Steve Sarkisian has experienced Southeastern Conference football before, but the magnitude of his current school's move to the conference hit him before he arrived at media days Wednesday in Dallas.
"So we flew in this morning, we landed, and we get off the plane, we get in the Sprinter van and we got a police escort to media days," Sarkisian told reporters before cheekily quoting the SEC's official motto. "‘It just means more?' It just means more right there. The fact that we had a Sprinter van with a police escort to come to this was tremendous."
As the nation's premier football conference welcomes Texas and Oklahoma to its ranks this summer, the head coach of the Longhorns was sure to make it clear that he doesn't expect to paint the league burnt orange right away.
"As far as our transition into the Southeastern Conference, I think the key word is respect," Sarkisian said. "We have a ton of respect for this conference. We have a ton of respect for the teams, the coaches, the players and the fans. This is the elite conference in college football, and we're fortunate enough to be part of it.
"We won't do anything without having a level of respect of who we play, where we're playing them, the types of players that they have, the coaching that they have, and I think on the flipside of that, we have to go earn their respect. We're not going to get anything in this deal. Nothing is going to be free. We're going to have to go earn the respect of our opponents, the opposing coaches, the opposing fans, and that's going to be kind of on the forefront of what we do."
Sarkisian, the former Washington and Southern California head coach, spent 2016 as an offensive analyst for Nick Saban at Alabama and 2019 and 2020 as his offensive coordinator before taking over in Austin. Saban attended SEC media days despite retiring last winter, and Sarkisian expressed his gratitude for the future Hall of Famer helping save his career.
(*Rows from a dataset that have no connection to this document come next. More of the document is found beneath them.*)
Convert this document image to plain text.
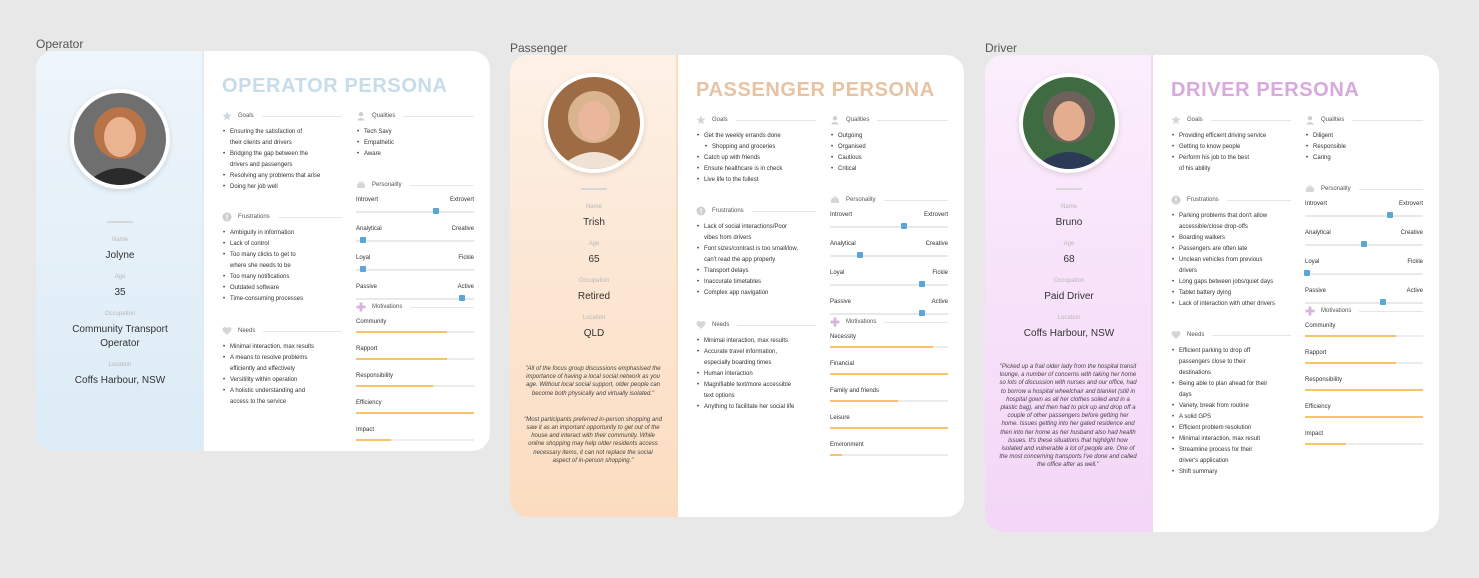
Operator
Name
Jolyne
Age
35
Occupation
Community Transport Operator
Location
Coffs Harbour, NSW
OPERATOR PERSONA
Goals
• Ensuring the satisfaction of
their clients and drivers
• Bridging the gap between the
drivers and passengers
• Resolving any problems that arise
• Doing her job well
Frustrations
• Ambiguity in information
• Lack of control
• Too many clicks to get to
where she needs to be
• Too many notifications
• Outdated software
• Time-consuming processes
Needs
• Minimal interaction, max results
• A means to resolve problems
efficiently and effectively
• Versitility within operation
• A holistic understanding and
access to the service
Qualities
• Tech Savy
• Empathetic
• Aware
Personality
Introvert	Extrovert
Analytical	Creative
Loyal	Fickle
Passive	Active
Motivations
Community
Rapport
Responsibility
Efficiency
Impact
Passenger
Name
Trish
Age
65
Occupation
Retired
Location
QLD
"All of the focus group discussions emphasised the importance of having a local social network as you age. Without local social support, older people can become both physically and virtually isolated."
"Most participants preferred in-person shopping and saw it as an important opportunity to get out of the house and interact with their community. While online shopping may help older residents access necessary items, it can not replace the social aspect of in-person shopping."
PASSENGER PERSONA
Goals
• Get the weekly errands done
• Shopping and groceries
• Catch up with friends
• Ensure healthcare is in check
• Live life to the fullest
Frustrations
• Lack of social interactions/Poor
vibes from drivers
• Font sizes/contrast is too small/low,
can't read the app properly
• Transport delays
• Inaccurate timetables
• Complex app navigation
Needs
• Minimal interaction, max results
• Accurate travel information,
especially boarding times
• Human interaction
• Magnifiable text/more accessible
text options
• Anything to facilitate her social life
Qualities
• Outgoing
• Organised
• Cautious
• Critical
Personality
Introvert	Extrovert
Analytical	Creative
Loyal	Fickle
Passive	Active
Motivations
Necessity
Financial
Family and friends
Leisure
Environment
Driver
Name
Bruno
Age
68
Occupation
Paid Driver
Location
Coffs Harbour, NSW
"Picked up a frail older lady from the hospital transit lounge, a number of concerns with taking her home so lots of discussion with nurses and our office, had to borrow a hospital wheelchair and blanket (still in hospital gown as all her clothes soiled and in a plastic bag), and then had to pick up and drop off a couple of other passengers before getting her home. Issues getting into her gated residence and then into her home as her husband also had health issues. It's these situations that highlight how isolated and vulnerable a lot of people are. One of the most concerning transports I've done and called the office after as well."
DRIVER PERSONA
Goals
• Providing efficient driving service
• Getting to know people
• Perform his job to the best
of his ability
Frustrations
• Parking problems that don't allow
accessible/close drop-offs
• Boarding walkers
• Passengers are often late
• Unclean vehicles from previous
drivers
• Long gaps between jobs/quiet days
• Tablet battery dying
• Lack of interaction with other drivers
Needs
• Efficient parking to drop off
passengers close to their
destinations
• Being able to plan ahead for their
days
• Variety, break from routine
• A solid GPS
• Efficient problem resolution
• Minimal interaction, max result
• Streamline process for their
driver's application
• Shift summary
Qualities
• Diligent
• Responsible
• Caring
Personality
Introvert	Extrovert
Analytical	Creative
Loyal	Fickle
Passive	Active
Motivations
Community
Rapport
Responsibility
Efficiency
Impact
"I would not be standing here today without you and what you've meant to my career, to my life, and I can't thank you enough, and the impact that you've had on our game has been second to none, and I just can't thank you enough," Sarkisian said to Saban. "I want to be able to publicly do that to you, Coach."
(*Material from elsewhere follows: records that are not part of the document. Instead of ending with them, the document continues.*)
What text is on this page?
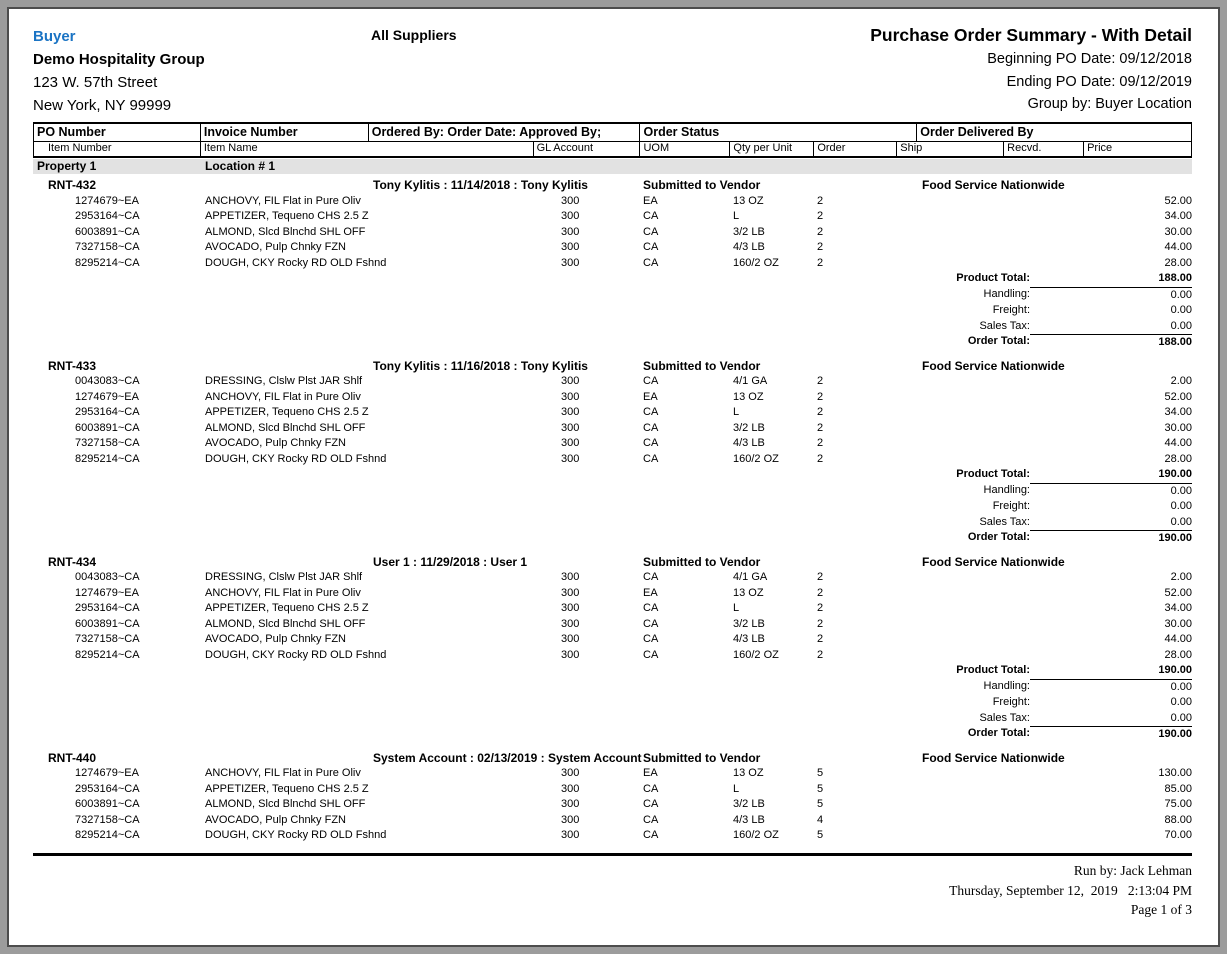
Buyer
Demo Hospitality Group
123 W. 57th Street
New York, NY 99999
All Suppliers	Purchase Order Summary - With Detail
Beginning PO Date: 09/12/2018
Ending PO Date: 09/12/2019
Group by: Buyer Location
PO Number	Invoice Number	Ordered By: Order Date: Approved By;	Order Status	Order Delivered By
Item Number	Item Name	GL Account	UOM	Qty per Unit	Order	Ship	Recvd.	Price
Property 1	Location # 1
RNT-432	Tony Kylitis : 11/14/2018 : Tony Kylitis	Submitted to Vendor	Food Service Nationwide
1274679~EA	ANCHOVY, FIL Flat in Pure Oliv	300	EA	13 OZ	2	52.00
2953164~CA	APPETIZER, Tequeno CHS 2.5 Z	300	CA	L	2	34.00
6003891~CA	ALMOND, Slcd Blnchd SHL OFF	300	CA	3/2 LB	2	30.00
7327158~CA	AVOCADO, Pulp Chnky FZN	300	CA	4/3 LB	2	44.00
8295214~CA	DOUGH, CKY Rocky RD OLD Fshnd	300	CA	160/2 OZ	2	28.00
Product Total:	188.00
Handling:	0.00
Freight:	0.00
Sales Tax:	0.00
Order Total:	188.00
RNT-433	Tony Kylitis : 11/16/2018 : Tony Kylitis	Submitted to Vendor	Food Service Nationwide
0043083~CA	DRESSING, Clslw Plst JAR Shlf	300	CA	4/1 GA	2	2.00
1274679~EA	ANCHOVY, FIL Flat in Pure Oliv	300	EA	13 OZ	2	52.00
2953164~CA	APPETIZER, Tequeno CHS 2.5 Z	300	CA	L	2	34.00
6003891~CA	ALMOND, Slcd Blnchd SHL OFF	300	CA	3/2 LB	2	30.00
7327158~CA	AVOCADO, Pulp Chnky FZN	300	CA	4/3 LB	2	44.00
8295214~CA	DOUGH, CKY Rocky RD OLD Fshnd	300	CA	160/2 OZ	2	28.00
Product Total:	190.00
Handling:	0.00
Freight:	0.00
Sales Tax:	0.00
Order Total:	190.00
RNT-434	User 1 : 11/29/2018 : User 1	Submitted to Vendor	Food Service Nationwide
0043083~CA	DRESSING, Clslw Plst JAR Shlf	300	CA	4/1 GA	2	2.00
1274679~EA	ANCHOVY, FIL Flat in Pure Oliv	300	EA	13 OZ	2	52.00
2953164~CA	APPETIZER, Tequeno CHS 2.5 Z	300	CA	L	2	34.00
6003891~CA	ALMOND, Slcd Blnchd SHL OFF	300	CA	3/2 LB	2	30.00
7327158~CA	AVOCADO, Pulp Chnky FZN	300	CA	4/3 LB	2	44.00
8295214~CA	DOUGH, CKY Rocky RD OLD Fshnd	300	CA	160/2 OZ	2	28.00
Product Total:	190.00
Handling:	0.00
Freight:	0.00
Sales Tax:	0.00
Order Total:	190.00
RNT-440	System Account : 02/13/2019 : System Account Submitted to Vendor	Food Service Nationwide
1274679~EA	ANCHOVY, FIL Flat in Pure Oliv	300	EA	13 OZ	5	130.00
2953164~CA	APPETIZER, Tequeno CHS 2.5 Z	300	CA	L	5	85.00
6003891~CA	ALMOND, Slcd Blnchd SHL OFF	300	CA	3/2 LB	5	75.00
7327158~CA	AVOCADO, Pulp Chnky FZN	300	CA	4/3 LB	4	88.00
8295214~CA	DOUGH, CKY Rocky RD OLD Fshnd	300	CA	160/2 OZ	5	70.00
Run by: Jack Lehman
Thursday, September 12,  2019   2:13:04 PM
Page 1 of 3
As for Saban's earlier declaration that Texas "is not gonna run the SEC," Sarkisian joked, "Yeah, I gotta talk to him about that."
Texas joins the SEC coming off its best season in more than a decade. The Longhorns made the College Football Playoff for the first time, where they fell to Washington in the semifinals. They brought back quarterback Quinn Ewers and have Arch Manning, nephew of Peyton and Eli, waiting in the wings.
"We've been fortunate to coach some pretty good quarterbacks. We've been fortunate to do it for some decades now," Sarkisian said of his program. "We've been fortunate to have some really good quarterback rooms, and I think the Manning family is pretty well aware of that.
"I think they trained Arch to try to put himself in the best position to try to play in the best conference in America and then ultimately put himself in the best position to further his career playing in the National Football League."